O’Brien to pursue rates slug for tourist operators
The Nationals Member for Gippsland South, Danny O’Brien, has written to the Minister for Planning seeking an explanation as to why small accommodation providers in South Gippsland are being slugged a higher levy of council rates and Fire Services Property Levy (FSPL).
The issue was raised with Mr O’Brien during his mobile electorate office visit in Foster this week.
The Valuer-General Victoria has advised councils of a change in valuation classifications that sees many small accommodation providers, in particular those with cabins, move from the residential to commercial classification. This increases not only their council rates, but the level of fire services levy that they pay.
“This change in classification will see a significant increase in charges for some of these small businesses, many of which operate on small margins. I’m told some might face a 30 to 40 per cent increase in charges,” Mr O’Brien said.
“Some are also part-time ventures in which the operators rely on external income. A big increase in fees could drive some out of business and reduce the number and variety of accommodation options in South Gippsland.
“This change initially affected about 60 businesses in the South Gippsland Shire but I believe council has been able to reduce the impact on some.

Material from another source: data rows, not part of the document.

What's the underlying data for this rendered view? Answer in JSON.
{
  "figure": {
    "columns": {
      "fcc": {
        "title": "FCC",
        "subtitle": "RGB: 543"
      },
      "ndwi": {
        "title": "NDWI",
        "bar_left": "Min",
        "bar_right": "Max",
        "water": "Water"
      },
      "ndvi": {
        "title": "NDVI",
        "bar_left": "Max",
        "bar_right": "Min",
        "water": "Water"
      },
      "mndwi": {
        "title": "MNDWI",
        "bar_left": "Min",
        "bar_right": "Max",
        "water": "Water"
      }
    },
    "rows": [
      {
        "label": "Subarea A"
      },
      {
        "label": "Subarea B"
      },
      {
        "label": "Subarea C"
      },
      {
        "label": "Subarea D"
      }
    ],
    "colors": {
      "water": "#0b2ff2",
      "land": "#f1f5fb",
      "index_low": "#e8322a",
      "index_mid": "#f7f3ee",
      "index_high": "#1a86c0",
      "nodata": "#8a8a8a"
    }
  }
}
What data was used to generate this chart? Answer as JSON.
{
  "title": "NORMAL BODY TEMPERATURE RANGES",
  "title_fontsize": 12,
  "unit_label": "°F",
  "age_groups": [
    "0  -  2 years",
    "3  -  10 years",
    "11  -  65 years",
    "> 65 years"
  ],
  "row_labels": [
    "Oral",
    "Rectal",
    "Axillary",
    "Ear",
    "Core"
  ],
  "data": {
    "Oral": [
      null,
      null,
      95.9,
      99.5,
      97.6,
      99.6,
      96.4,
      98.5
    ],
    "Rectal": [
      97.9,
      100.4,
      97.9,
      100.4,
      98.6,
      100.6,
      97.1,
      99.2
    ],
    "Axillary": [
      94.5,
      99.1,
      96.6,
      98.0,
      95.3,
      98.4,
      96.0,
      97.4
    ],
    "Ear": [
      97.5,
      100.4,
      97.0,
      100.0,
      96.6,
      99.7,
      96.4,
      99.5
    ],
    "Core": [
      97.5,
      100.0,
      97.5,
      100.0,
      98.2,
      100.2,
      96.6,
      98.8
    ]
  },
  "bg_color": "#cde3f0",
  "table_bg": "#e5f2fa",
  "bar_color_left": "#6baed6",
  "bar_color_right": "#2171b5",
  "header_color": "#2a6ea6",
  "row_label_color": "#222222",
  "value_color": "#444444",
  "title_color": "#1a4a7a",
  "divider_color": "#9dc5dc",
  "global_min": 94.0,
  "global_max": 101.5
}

“I have now written to the Minister for Planning, seeking an explanation as to why the classification has been changed and whether there is any flexibility that can be applied to ensure that small tourism operators are not unduly affected.”
The issue was one of several raised with Mr O’Brien during his “mobile electorate office” visit to Foster, held at Bromley’s on Main Café. Other matters raised included local planning provisions, public transport, EPA regulations impacting on development at Sandy Point and calls for a new fire station at Foster.
“I’ve followed up each of these matters on behalf of my constituents and will ensure they get the attention they deserve,” Mr O’Brien said.
“Although I meet with people and visit local businesses and community groups on a daily basis, the mobile office visit is an opportunity for people to make an appointment to see me in their own town and raise issues of direct importance to them.
“I’ll be visiting a different town each month, with my July visit pencilled in for Korumburra.”